Risk for diabetes spotted in genome
Type 2 diabetes affects more than 1 billion people worldwide – and disease incidence is increasing in Asian countries. Although more than 20 genetic regions have been linked to type 2 diabetes, much of the genetic contribution to this disease remains largely unknown.
Xiao Ou Shu, M.D., Ph.D., and colleagues conducted a genome-wide association study involving a total of 9,794 type 2 diabetes cases and 14,615 controls, predominantly Asians, and have identified three new genetic markers for the disease. The most significant marker (locus) was located on chromosome 13; the closest known gene to this locus is a member of the sprouty gene family, which encodes proteins involved in insulin signaling and development of the pancreas. The other two markers – on chromosomes 10 and 15 – lie near type 2 diabetes susceptibility loci previously identified in populations with European ancestry.

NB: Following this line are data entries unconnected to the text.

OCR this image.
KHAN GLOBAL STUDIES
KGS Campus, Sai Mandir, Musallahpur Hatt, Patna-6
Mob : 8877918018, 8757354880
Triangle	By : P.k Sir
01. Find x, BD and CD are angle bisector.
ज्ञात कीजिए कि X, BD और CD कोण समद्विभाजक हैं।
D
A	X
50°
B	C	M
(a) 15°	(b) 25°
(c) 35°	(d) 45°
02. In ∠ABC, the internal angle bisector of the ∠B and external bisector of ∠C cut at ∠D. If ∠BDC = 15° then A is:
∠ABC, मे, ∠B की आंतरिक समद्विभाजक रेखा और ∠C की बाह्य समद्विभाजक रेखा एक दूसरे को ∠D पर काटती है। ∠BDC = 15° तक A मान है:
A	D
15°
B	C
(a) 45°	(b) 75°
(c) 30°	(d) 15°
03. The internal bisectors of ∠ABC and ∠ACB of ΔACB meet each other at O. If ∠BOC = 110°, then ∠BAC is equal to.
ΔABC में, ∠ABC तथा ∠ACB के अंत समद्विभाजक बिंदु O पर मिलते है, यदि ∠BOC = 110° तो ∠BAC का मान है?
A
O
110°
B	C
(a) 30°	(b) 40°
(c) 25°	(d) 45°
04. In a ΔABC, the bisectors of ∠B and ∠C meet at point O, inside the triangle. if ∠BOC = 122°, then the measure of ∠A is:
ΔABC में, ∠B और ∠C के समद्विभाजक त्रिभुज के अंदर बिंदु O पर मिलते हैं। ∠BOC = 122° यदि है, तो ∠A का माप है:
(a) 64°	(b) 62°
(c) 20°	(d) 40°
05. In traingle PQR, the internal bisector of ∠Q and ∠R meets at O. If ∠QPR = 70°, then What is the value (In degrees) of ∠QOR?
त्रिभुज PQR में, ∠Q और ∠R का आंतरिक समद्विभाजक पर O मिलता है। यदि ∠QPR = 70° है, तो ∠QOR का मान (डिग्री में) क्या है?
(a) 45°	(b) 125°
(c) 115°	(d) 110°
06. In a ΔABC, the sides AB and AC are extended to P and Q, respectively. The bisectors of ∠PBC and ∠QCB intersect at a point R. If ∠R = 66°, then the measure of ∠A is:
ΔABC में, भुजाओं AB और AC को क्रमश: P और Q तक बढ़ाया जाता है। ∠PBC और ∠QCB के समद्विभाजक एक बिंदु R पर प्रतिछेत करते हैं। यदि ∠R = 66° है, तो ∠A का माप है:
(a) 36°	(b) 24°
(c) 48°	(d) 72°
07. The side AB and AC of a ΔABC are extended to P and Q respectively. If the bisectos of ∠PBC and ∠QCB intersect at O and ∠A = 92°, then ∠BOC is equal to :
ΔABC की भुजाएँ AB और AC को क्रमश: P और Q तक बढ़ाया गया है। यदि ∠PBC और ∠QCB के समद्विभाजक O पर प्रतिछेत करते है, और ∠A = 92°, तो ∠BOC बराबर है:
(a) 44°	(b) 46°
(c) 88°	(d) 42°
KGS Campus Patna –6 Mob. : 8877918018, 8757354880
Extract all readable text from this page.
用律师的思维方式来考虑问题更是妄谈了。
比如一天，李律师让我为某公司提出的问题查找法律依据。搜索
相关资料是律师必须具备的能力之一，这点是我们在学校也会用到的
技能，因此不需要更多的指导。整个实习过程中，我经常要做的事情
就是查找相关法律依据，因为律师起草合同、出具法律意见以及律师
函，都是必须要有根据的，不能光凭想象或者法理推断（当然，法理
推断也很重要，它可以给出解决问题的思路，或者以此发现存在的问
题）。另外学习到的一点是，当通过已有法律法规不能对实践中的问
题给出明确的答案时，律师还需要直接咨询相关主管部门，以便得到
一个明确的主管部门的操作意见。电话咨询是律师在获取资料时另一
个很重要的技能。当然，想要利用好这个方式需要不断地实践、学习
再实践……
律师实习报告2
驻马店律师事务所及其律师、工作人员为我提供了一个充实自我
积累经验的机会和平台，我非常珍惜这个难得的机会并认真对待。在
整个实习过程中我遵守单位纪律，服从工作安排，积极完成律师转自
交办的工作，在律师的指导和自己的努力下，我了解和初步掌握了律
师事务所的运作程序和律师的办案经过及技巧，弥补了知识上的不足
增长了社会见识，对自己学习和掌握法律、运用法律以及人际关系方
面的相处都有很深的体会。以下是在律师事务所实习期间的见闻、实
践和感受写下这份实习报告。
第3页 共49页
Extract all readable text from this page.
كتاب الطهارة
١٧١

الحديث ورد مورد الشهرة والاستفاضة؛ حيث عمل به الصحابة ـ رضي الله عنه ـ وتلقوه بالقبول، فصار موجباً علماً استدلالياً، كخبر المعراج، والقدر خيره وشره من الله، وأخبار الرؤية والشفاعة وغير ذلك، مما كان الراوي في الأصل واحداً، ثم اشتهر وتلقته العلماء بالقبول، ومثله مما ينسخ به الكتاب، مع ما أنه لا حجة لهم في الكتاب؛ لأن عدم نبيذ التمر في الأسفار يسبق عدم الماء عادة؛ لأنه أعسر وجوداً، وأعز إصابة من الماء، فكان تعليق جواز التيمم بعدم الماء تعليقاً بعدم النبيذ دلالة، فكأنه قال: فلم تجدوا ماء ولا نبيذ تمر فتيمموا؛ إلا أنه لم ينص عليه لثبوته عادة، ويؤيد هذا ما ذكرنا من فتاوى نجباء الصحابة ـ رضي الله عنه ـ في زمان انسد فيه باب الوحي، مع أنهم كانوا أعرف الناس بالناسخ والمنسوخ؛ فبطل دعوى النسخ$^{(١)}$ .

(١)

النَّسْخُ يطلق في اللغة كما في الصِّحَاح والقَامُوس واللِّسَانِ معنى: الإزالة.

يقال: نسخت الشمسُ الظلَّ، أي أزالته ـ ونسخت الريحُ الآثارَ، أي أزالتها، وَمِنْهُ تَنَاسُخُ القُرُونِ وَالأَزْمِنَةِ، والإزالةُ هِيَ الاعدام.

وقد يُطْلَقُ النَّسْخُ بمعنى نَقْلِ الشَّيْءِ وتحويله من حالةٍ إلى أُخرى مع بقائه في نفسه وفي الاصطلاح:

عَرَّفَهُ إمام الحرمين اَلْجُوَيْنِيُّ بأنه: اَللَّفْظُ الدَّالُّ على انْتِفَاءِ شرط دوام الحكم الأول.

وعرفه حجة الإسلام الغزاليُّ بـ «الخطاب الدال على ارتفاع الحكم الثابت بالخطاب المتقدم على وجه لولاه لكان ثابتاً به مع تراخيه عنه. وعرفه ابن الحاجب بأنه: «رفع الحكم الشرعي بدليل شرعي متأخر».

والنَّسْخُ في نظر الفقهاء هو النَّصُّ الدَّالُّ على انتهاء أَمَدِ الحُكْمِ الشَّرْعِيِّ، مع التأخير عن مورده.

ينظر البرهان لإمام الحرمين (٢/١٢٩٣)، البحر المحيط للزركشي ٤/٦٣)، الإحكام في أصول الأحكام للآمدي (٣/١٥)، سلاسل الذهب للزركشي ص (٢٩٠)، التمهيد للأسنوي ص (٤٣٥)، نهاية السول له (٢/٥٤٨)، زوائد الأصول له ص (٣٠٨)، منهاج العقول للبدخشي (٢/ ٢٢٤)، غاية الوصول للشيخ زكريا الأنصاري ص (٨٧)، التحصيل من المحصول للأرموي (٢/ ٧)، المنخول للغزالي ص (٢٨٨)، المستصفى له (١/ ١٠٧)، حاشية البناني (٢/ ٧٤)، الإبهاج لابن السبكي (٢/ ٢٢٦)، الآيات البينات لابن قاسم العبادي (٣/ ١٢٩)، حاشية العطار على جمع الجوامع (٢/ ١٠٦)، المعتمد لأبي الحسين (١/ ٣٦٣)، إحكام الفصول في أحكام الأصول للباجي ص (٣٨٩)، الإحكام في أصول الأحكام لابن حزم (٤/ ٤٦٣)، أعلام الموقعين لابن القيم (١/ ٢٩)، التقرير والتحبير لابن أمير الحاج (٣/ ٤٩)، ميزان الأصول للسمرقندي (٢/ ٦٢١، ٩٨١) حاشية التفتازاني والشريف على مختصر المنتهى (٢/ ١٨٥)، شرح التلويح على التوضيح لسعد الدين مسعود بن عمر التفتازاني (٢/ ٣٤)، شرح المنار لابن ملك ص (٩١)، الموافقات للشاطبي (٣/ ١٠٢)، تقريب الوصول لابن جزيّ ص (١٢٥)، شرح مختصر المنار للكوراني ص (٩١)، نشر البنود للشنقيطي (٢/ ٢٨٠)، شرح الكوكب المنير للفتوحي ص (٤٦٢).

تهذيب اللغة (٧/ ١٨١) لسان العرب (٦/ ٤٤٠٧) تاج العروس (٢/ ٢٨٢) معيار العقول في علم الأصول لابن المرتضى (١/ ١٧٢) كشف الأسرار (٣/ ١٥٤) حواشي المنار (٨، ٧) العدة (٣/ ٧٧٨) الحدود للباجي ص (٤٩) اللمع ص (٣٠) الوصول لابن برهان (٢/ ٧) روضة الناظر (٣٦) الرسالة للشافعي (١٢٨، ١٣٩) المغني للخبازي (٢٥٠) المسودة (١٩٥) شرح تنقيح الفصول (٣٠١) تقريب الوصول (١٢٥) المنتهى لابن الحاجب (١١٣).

The study, published Sept. 16 in PLoS Genetics, demonstrates the value of conducting genome-wide association studies in non-European populations to identify new genetic risk variants for this disease.
— Melissa Marino
Infection-fighting frogs
B. dendrobatidis
Louise Rollins-Smith, Ph.D., graduate student Jeremy Ramsey, and colleagues examined immune responses to B. dendrobatidis in the resistant African clawed frog, Xenopus laevis. They report in the September issue of Infection and Immunity that X. laevis developed a mild infection and secreted anti-microbial peptides in the skin mucus after exposure to the fungus. The peptides – purified or in mixtures – inhibited B. dendrobatidis growth in vitro. Immunization of frogs with heat-killed B. dendrobatidis induced pathogen-specific antibodies in the serum, and frogs that had been infected with the fungus 5 months earlier contained specific antibodies in the skin mucus. The findings suggest that X. laevis frogs use both innate (antimicrobial peptides) and adaptive (antibodies) immune responses to resist lethal B. dendrobatidis infections and could be helpful in developing strategies to protect endangered frog populations.
— Leigh MacMillan
Low vitamins: more artery disease
Combined deficiencies of the anti-oxidant vitamins C and E worsen early atherosclerosis – an inflammatory condition associated with oxidative stress – in a mouse model, James May, M.D. and colleagues report in the September issue of Arteriosclerosis, Thrombosis, and Vascular Biology.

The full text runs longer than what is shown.